Pie
I’m convinced that God made pie to bring me joy.
I baked my first pie of the fall season this evening. It’s a little shocking to me that I’ve managed to delay this long. I think I may have been actually tricked into delaying by the southern temperatures that have hovered closer to 70 degrees than 60. I don’t hate the temps, but I am frustrated that they’ve confused my internal pie-maker.
I’ve written before of my love of pie. I love pie. I love most kinds of pie. I have established myself as the pie-innards maker in my family. My father, on the other hand, has established himself as the pie crust maker in the family. That only bothers me a little bit.
Two years ago, Hurricane Sandy hit New Jersey and Philly and knocked out a power plant in Newtown leaving me without power for the better part of four days. Fortunately, I had a gas stove, so with a lighter and an iron skillet, I was still able to cook food and not forced to subsist on emergency rations—though I do remember drinking a whole lot of milk the first night.
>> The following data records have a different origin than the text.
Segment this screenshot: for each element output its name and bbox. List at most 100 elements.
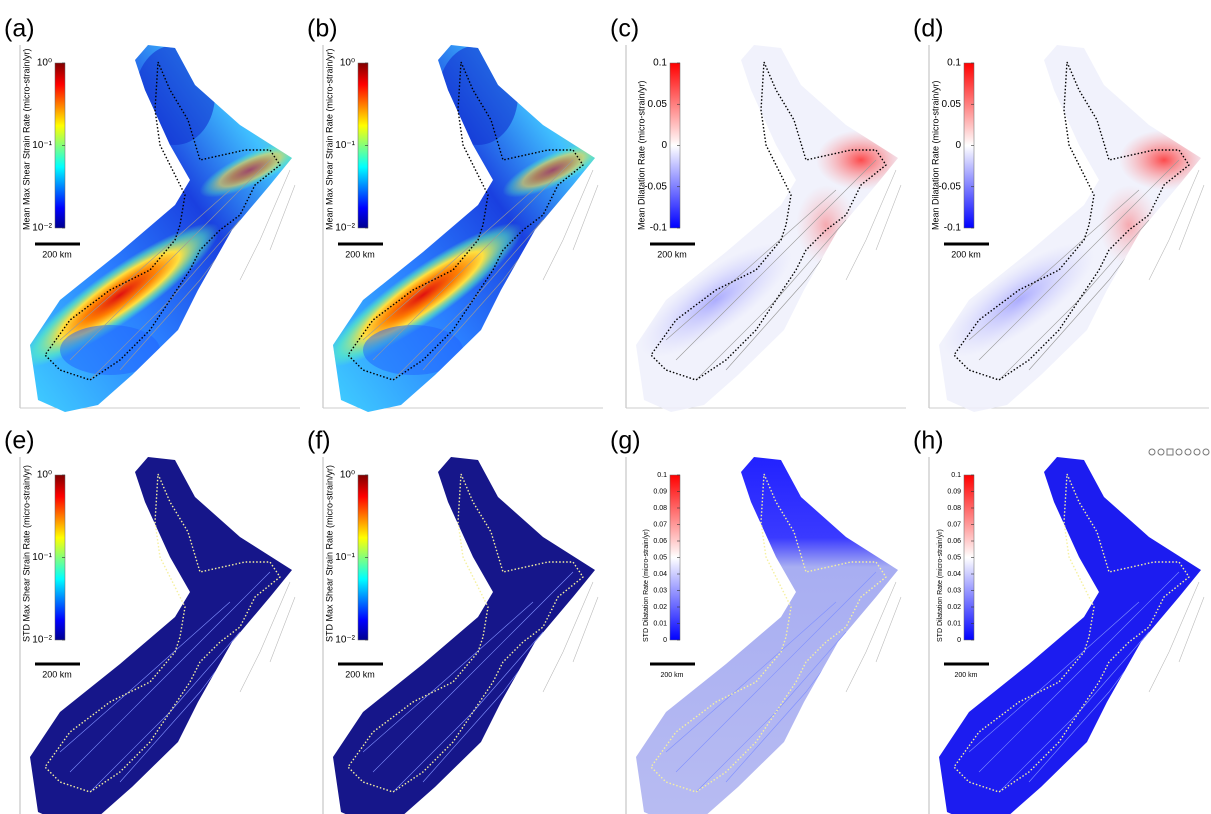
extension-zone <box>796 185 856 265</box>
colorbar-tick-label: 0.1 <box>947 58 961 69</box>
colorbar-tick-label: 0.05 <box>653 554 667 561</box>
low-strain-zone <box>363 325 463 375</box>
colorbar-title: Mean Dilatation Rate (micro-strain/yr) <box>930 80 940 230</box>
colorbar-tick-label: 10⁻² <box>335 223 355 234</box>
panel-label: (e) <box>4 427 35 455</box>
high-strain-zone <box>502 142 595 198</box>
colorbar-tick-label: 0.08 <box>947 505 961 512</box>
colorbar-tick-label: 0 <box>661 140 667 151</box>
map-surface <box>939 457 1201 814</box>
colorbar-tick-label: 0.05 <box>942 99 962 110</box>
colorbar-tick-label: 0.02 <box>653 604 667 611</box>
colorbar-tick-label: 0.07 <box>947 521 961 528</box>
panel-label: (d) <box>913 15 944 43</box>
scale-bar-label: 200 km <box>345 669 375 679</box>
colorbar-tick-label: 10⁻¹ <box>32 552 52 563</box>
colorbar-tick-label: 10⁻¹ <box>335 140 355 151</box>
panel-label: (b) <box>307 15 338 43</box>
faults <box>665 159 877 381</box>
offshore-faults <box>239 581 296 693</box>
low-strain-zone <box>135 45 215 145</box>
offshore-faults <box>239 169 296 281</box>
colorbar-tick-label: 0.04 <box>947 571 961 578</box>
coastline <box>44 473 281 793</box>
colorbar <box>55 475 65 640</box>
colorbar-tick-label: 0.07 <box>653 521 667 528</box>
colorbar-tick-label: 0.02 <box>947 604 961 611</box>
colorbar-title: STD Max Shear Strain Rate (micro-strain/… <box>324 465 334 642</box>
faults <box>362 159 574 381</box>
colorbar-tick-label: 10⁻² <box>335 635 355 646</box>
colorbar-tick-label: 0.06 <box>653 538 667 545</box>
coastline <box>650 61 887 381</box>
colorbar-tick-label: -0.05 <box>644 181 667 192</box>
colorbar-tick-label: -0.1 <box>650 223 668 234</box>
coastline <box>953 61 1190 381</box>
colorbar-tick-label: 0.08 <box>653 505 667 512</box>
colorbar-tick-label: 0.03 <box>947 587 961 594</box>
scale-bar-label: 200 km <box>42 669 72 679</box>
colorbar-tick-label: 10⁰ <box>37 470 52 481</box>
low-strain-zone <box>438 45 518 145</box>
colorbar <box>964 475 974 640</box>
colorbar-tick-label: 10⁻¹ <box>335 552 355 563</box>
panel-label: (a) <box>4 15 35 43</box>
extension-zone <box>816 130 898 190</box>
coastline <box>650 473 887 793</box>
coastline <box>347 61 584 381</box>
colorbar-tick-label: 10⁰ <box>340 470 355 481</box>
panel-label: (h) <box>913 427 944 455</box>
scale-bar-label: 200 km <box>345 249 375 259</box>
map-surface <box>636 457 898 814</box>
colorbar-title: STD Dilatation Rate (micro-strain/yr) <box>643 529 650 642</box>
colorbar-tick-label: 0.1 <box>951 472 961 479</box>
colorbar <box>670 63 680 228</box>
colorbar <box>55 63 65 228</box>
colorbar-tick-label: 0.01 <box>947 620 961 627</box>
panel-label: (c) <box>610 15 639 43</box>
colorbar-title: Mean Max Shear Strain Rate (micro-strain… <box>21 48 31 230</box>
colorbar-title: Mean Dilatation Rate (micro-strain/yr) <box>636 80 646 230</box>
offshore-faults <box>542 581 599 693</box>
colorbar-tick-label: -0.05 <box>938 181 961 192</box>
colorbar-tick-label: 0.03 <box>653 587 667 594</box>
panel-label: (g) <box>610 427 641 455</box>
panel: (d) 0.1 0.05 0 -0.05 -0.1 Mean Dilatation Rate… <box>913 15 1209 412</box>
high-strain-zone <box>199 142 292 198</box>
faults <box>968 571 1180 793</box>
colorbar-tick-label: 10⁻¹ <box>32 140 52 151</box>
coastline <box>44 61 281 381</box>
colorbar-tick-label: 0.05 <box>947 554 961 561</box>
colorbar-tick-label: 10⁰ <box>37 58 52 69</box>
faults <box>59 159 271 381</box>
extension-zone <box>1099 185 1159 265</box>
offshore-faults <box>542 169 599 281</box>
offshore-faults <box>845 581 902 693</box>
scale-bar-label: 200 km <box>951 249 981 259</box>
faults <box>362 571 574 793</box>
colorbar-tick-label: 10⁻² <box>32 635 52 646</box>
colorbar-tick-label: 0 <box>663 637 667 644</box>
colorbar-tick-label: 0.01 <box>653 620 667 627</box>
extension-zone <box>1119 130 1201 190</box>
offshore-faults <box>1148 581 1205 693</box>
colorbar <box>358 475 368 640</box>
colorbar-tick-label: 0.1 <box>657 472 667 479</box>
scale-bar-label: 200 km <box>42 249 72 259</box>
colorbar-title: Mean Max Shear Strain Rate (micro-strain… <box>324 48 334 230</box>
low-strain-zone <box>60 325 160 375</box>
colorbar-tick-label: 10⁻² <box>32 223 52 234</box>
colorbar-tick-label: 0 <box>957 637 961 644</box>
scale-bar-label: 200 km <box>657 249 687 259</box>
colorbar-tick-label: 0.05 <box>648 99 668 110</box>
coastline <box>347 473 584 793</box>
colorbar-tick-label: 0.09 <box>947 488 961 495</box>
scale-bar-label: 200 km <box>661 672 684 679</box>
colorbar-tick-label: -0.1 <box>944 223 962 234</box>
map-surface <box>939 45 1201 412</box>
colorbar <box>358 63 368 228</box>
colorbar-title: STD Dilatation Rate (micro-strain/yr) <box>937 529 944 642</box>
map-surface <box>333 457 595 814</box>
I’d made a pumpkin pie right before the storm, and it became my primary sustenance in those four days. I kept it out on the dryer in the lean-to (because when the weather was 55 degrees or less outside, that made as good a fridge as any, and it saved me having to open my own fridge and let the cool out).
I’d slice a piece of the pie, set it in the skillet, light the burner and slowly warm it through. Toasty-bottomed pumpkin pie. A quality life choice.
My final evening without power, I was done. Our house had been built in the 1800s and between the drafty windows and the stone and plaster walls, all the warmth had been drawn away by day four. Power had returned to campus, so I’d worked that day, but when I got home and took one step inside my frigid kitchen, I looked at the pumpkin pie and bade it farewell.
Joy-in-a-pan though it was, sustenance though it was, balanced meal though I argued it was…Applebee’s had power again and I was going out to eat.